When I was starting out into the realm of social media Lilian Schaer, author of the blog “Food and Farming Canada” was kind enough to sit down with me and give me some tips on how to be an effective blogger. One of the key messages was to post regularly to keep the interest level piqued. This spring Lilian took it upon herself to do a ‘blogathon’ and attempted to blog everyday for one month. I’ve decided that I’m going to undertake a mini version of a blogathon and will attempt to blog for 5 consecutive days this week.
Today’s post coincides with a video that was posted on YouTube (http://bit.ly/dzi7Jb) this afternoon that gave some clips from my adventures in Chinatown over the Labour Day weekend with my good friend Matt Douglas. I wanted to observe how other cultures experience their food and since we sell BBQ pigs that end up in Chinatown I figured that would be the best place to start.

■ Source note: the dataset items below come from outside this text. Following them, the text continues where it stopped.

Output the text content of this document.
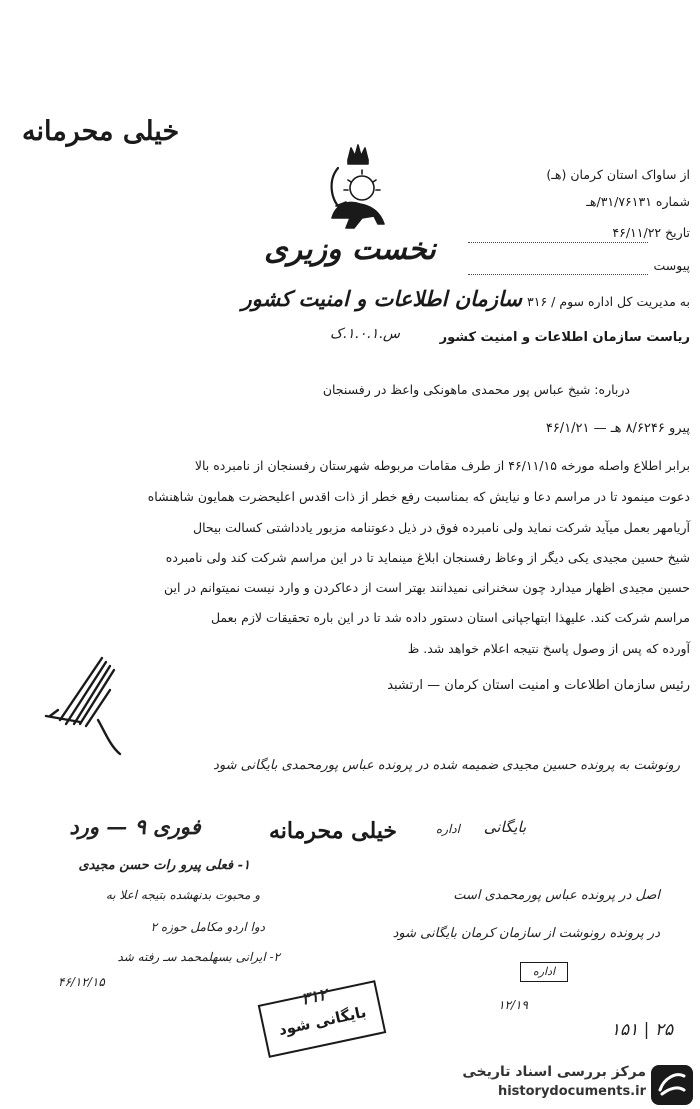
خیلی محرمانه
از ساواک استان کرمان (هـ)
شماره ۳۱/۷۶۱۳۱/هـ
تاریخ ۴۶/۱۱/۲۲
پیوست
نخست وزیری
به مدیریت کل اداره سوم / ۳۱۶ سازمان اطلاعات و امنیت کشور
ریاست سازمان اطلاعات و امنیت کشور
س.۱.۰.۱.ک
درباره: شیخ عباس پور محمدی ماهونکی واعظ در رفسنجان
پیرو ۸/۶۲۴۶ هـ — ۴۶/۱/۲۱
برابر اطلاع واصله مورخه ۴۶/۱۱/۱۵ از طرف مقامات مربوطه شهرستان رفسنجان از نامبرده بالا
دعوت مینمود تا در مراسم دعا و نیایش که بمناسبت رفع خطر از ذات اقدس اعلیحضرت همایون شاهنشاه
آریامهر بعمل میآید شرکت نماید ولی نامبرده فوق در ذیل دعوتنامه مزبور یادداشتی کسالت بیحال
شیخ حسین مجیدی یکی دیگر از وعاظ رفسنجان ابلاغ مینماید تا در این مراسم شرکت کند ولی نامبرده
حسین مجیدی اظهار میدارد چون سخنرانی نمیدانند بهتر است از دعاکردن و وارد نیست نمیتوانم در این
مراسم شرکت کند. علیهذا ابتهاجپانی استان دستور داده شد تا در این باره تحقیقات لازم بعمل
آورده که پس از وصول پاسخ نتیجه اعلام خواهد شد. ظ
رئیس سازمان اطلاعات و امنیت استان کرمان — ارتشبد
رونوشت به پرونده حسین مجیدی ضمیمه شده در پرونده عباس پورمحمدی بایگانی شود
فوری ۹ — ورد	خیلی محرمانه	اداره	بایگانی
اصل در پرونده عباس پورمحمدی است
در پرونده رونوشت از سازمان کرمان بایگانی شود
۱- فعلی پیرو رات حسن مجیدی
و محبوت بدنهشده بتیجه اعلا به
دوا اردو مکامل حوزه ۲
۲- ایرانی بسهلمحمد سـ رفته شد
۴۶/۱۲/۱۵
اداره
۱۲/۱۹
۳۱۲
بایگانی شود	۱۵۱ | ۲۵
مرکز بررسی اسناد تاریخی
historydocuments.ir
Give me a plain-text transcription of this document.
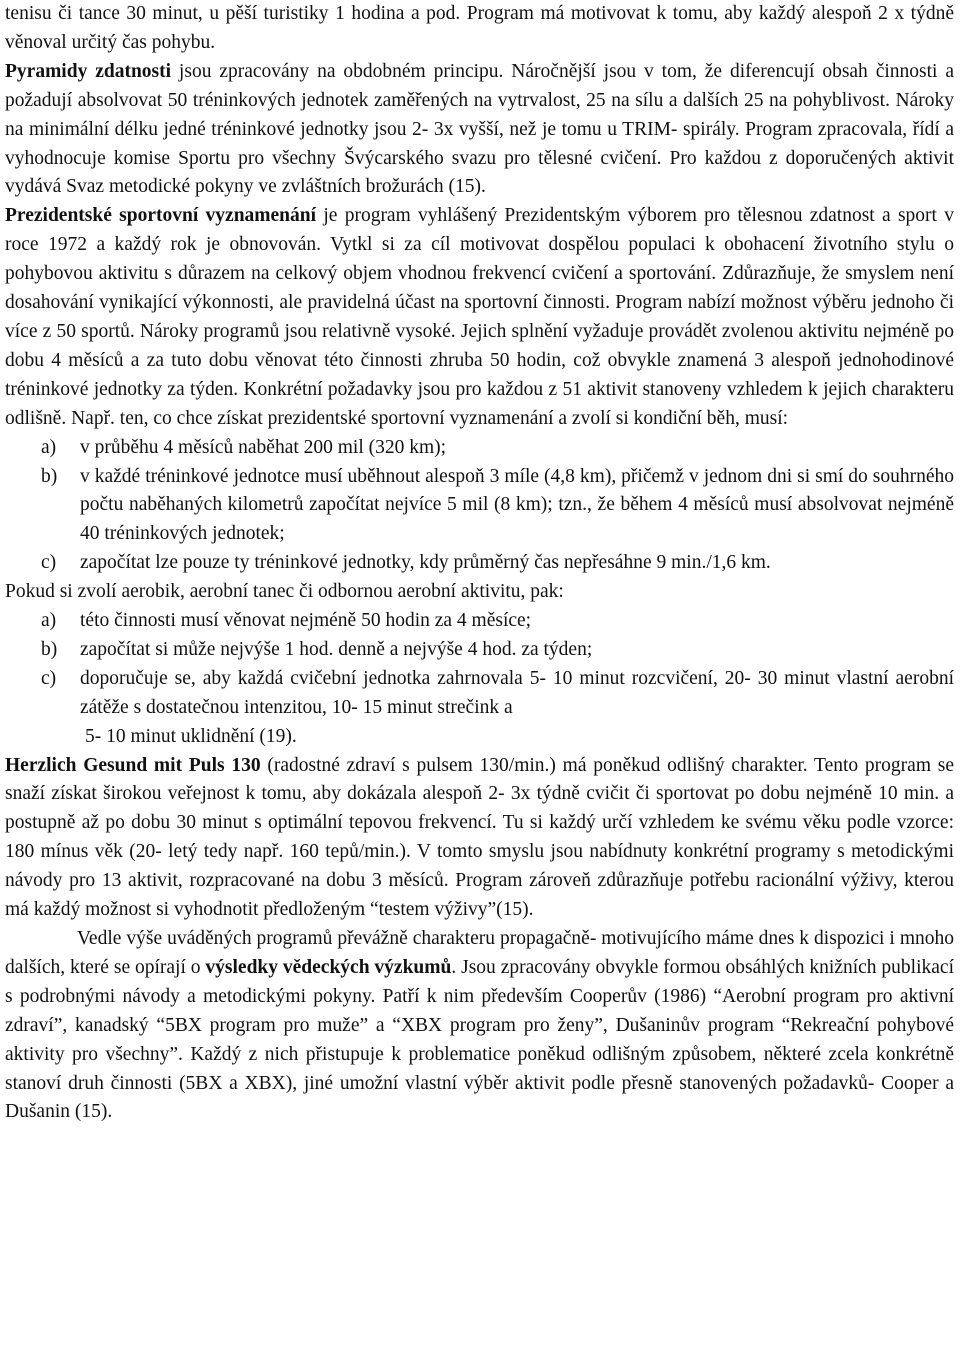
tenisu či tance 30 minut, u pěší turistiky 1 hodina a pod. Program má motivovat k tomu, aby každý alespoň 2 x týdně věnoval určitý čas pohybu.

Pyramidy zdatnosti jsou zpracovány na obdobném principu. Náročnější jsou v tom, že diferencují obsah činnosti a požadují absolvovat 50 tréninkových jednotek zaměřených na vytrvalost, 25 na sílu a dalších 25 na pohyblivost. Nároky na minimální délku jedné tréninkové jednotky jsou 2- 3x vyšší, než je tomu u TRIM- spirály. Program zpracovala, řídí a vyhodnocuje komise Sportu pro všechny Švýcarského svazu pro tělesné cvičení. Pro každou z doporučených aktivit vydává Svaz metodické pokyny ve zvláštních brožurách (15).

Prezidentské sportovní vyznamenání je program vyhlášený Prezidentským výborem pro tělesnou zdatnost a sport v roce 1972 a každý rok je obnovován. Vytkl si za cíl motivovat dospělou populaci k obohacení životního stylu o pohybovou aktivitu s důrazem na celkový objem vhodnou frekvencí cvičení a sportování. Zdůrazňuje, že smyslem není dosahování vynikající výkonnosti, ale pravidelná účast na sportovní činnosti. Program nabízí možnost výběru jednoho či více z 50 sportů. Nároky programů jsou relativně vysoké. Jejich splnění vyžaduje provádět zvolenou aktivitu nejméně po dobu 4 měsíců a za tuto dobu věnovat této činnosti zhruba 50 hodin, což obvykle znamená 3 alespoň jednohodinové tréninkové jednotky za týden. Konkrétní požadavky jsou pro každou z 51 aktivit stanoveny vzhledem k jejich charakteru odlišně. Např. ten, co chce získat prezidentské sportovní vyznamenání a zvolí si kondiční běh, musí:

a) v průběhu 4 měsíců naběhat 200 mil (320 km);
b) v každé tréninkové jednotce musí uběhnout alespoň 3 míle (4,8 km), přičemž v jednom dni si smí do souhrného počtu naběhaných kilometrů započítat nejvíce 5 mil (8 km); tzn., že během 4 měsíců musí absolvovat nejméně 40 tréninkových jednotek;
c) započítat lze pouze ty tréninkové jednotky, kdy průměrný čas nepřesáhne 9 min./1,6 km.

Pokud si zvolí aerobik, aerobní tanec či odbornou aerobní aktivitu, pak:

a) této činnosti musí věnovat nejméně 50 hodin za 4 měsíce;
b) započítat si může nejvýše 1 hod. denně a nejvýše 4 hod. za týden;
c) doporučuje se, aby každá cvičební jednotka zahrnovala 5- 10 minut rozcvičení, 20- 30 minut vlastní aerobní zátěže s dostatečnou intenzitou, 10- 15 minut strečink a

5- 10 minut uklidnění (19).

Herzlich Gesund mit Puls 130 (radostné zdraví s pulsem 130/min.) má poněkud odlišný charakter. Tento program se snaží získat širokou veřejnost k tomu, aby dokázala alespoň 2- 3x týdně cvičit či sportovat po dobu nejméně 10 min. a postupně až po dobu 30 minut s optimální tepovou frekvencí. Tu si každý určí vzhledem ke svému věku podle vzorce: 180 mínus věk (20- letý tedy např. 160 tepů/min.). V tomto smyslu jsou nabídnuty konkrétní programy s metodickými návody pro 13 aktivit, rozpracované na dobu 3 měsíců. Program zároveň zdůrazňuje potřebu racionální výživy, kterou má každý možnost si vyhodnotit předloženým “testem výživy”(15).

Vedle výše uváděných programů převážně charakteru propagačně- motivujícího máme dnes k dispozici i mnoho dalších, které se opírají o výsledky vědeckých výzkumů. Jsou zpracovány obvykle formou obsáhlých knižních publikací s podrobnými návody a metodickými pokyny. Patří k nim především Cooperův (1986) “Aerobní program pro aktivní zdraví”, kanadský “5BX program pro muže” a “XBX program pro ženy”, Dušaninův program “Rekreační pohybové aktivity pro všechny”. Každý z nich přistupuje k problematice poněkud odlišným způsobem, některé zcela konkrétně stanoví druh činnosti (5BX a XBX), jiné umožní vlastní výběr aktivit podle přesně stanovených požadavků- Cooper a Dušanin (15).
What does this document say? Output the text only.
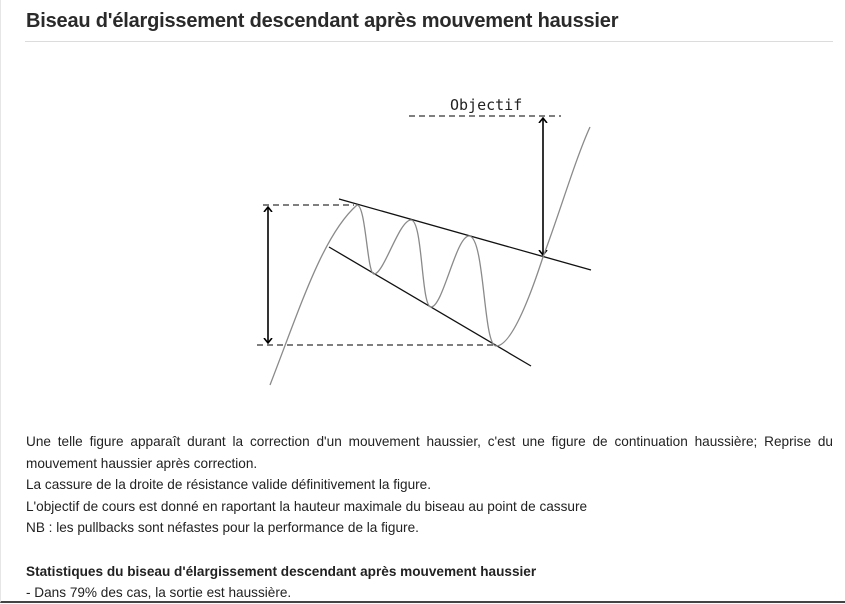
Biseau d'élargissement descendant après mouvement haussier
Objectif

Une telle figure apparaît durant la correction d'un mouvement haussier, c'est une figure de continuation haussière; Reprise du mouvement haussier après correction.

La cassure de la droite de résistance valide définitivement la figure.

L'objectif de cours est donné en raportant la hauteur maximale du biseau au point de cassure

NB : les pullbacks sont néfastes pour la performance de la figure.

Statistiques du biseau d'élargissement descendant après mouvement haussier

- Dans 79% des cas, la sortie est haussière.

One thing that jumped out at me in the largest of the grocery stores that we visited was the simple yet very effective labeling system. When our government decides to revamp our convoluted and confusing labeling system I suggest the head on down to Spadina Ave. There was no rocket science going on, the grocer simply put out labels in Mandarin (I think…my character knowledge is lacking) and English that gave the price and where the product was grown. There was no debate about the percentage of the good that was Canadian or whether it should be called Product of Canada or Made in Canada; merely this is how much it costs and this is where it was grown. Even processed meats, something that a label reader like me can’t decipher in the regular grocery store generally included where the animal was raised. Another neat observation that I made was the demographic mosaic that was shopping in the stores. While the majority of people were Asian, I still heard more languages then I can count on my hands and there seemed to be people of every age group in the stores.
We ended off the day by sitting down on the patio at Kensington Cornerstone (http://kensingtoncornerstone.com) to enjoy delicious Caesers that included a generous amount of horseradish and gluten free calamari. If you are a celiac living in Toronto you may want to check this place out, the menu is entirely gluten free and they offer pitchers of mixed drinks since beer is not allowed in the gluten free environment.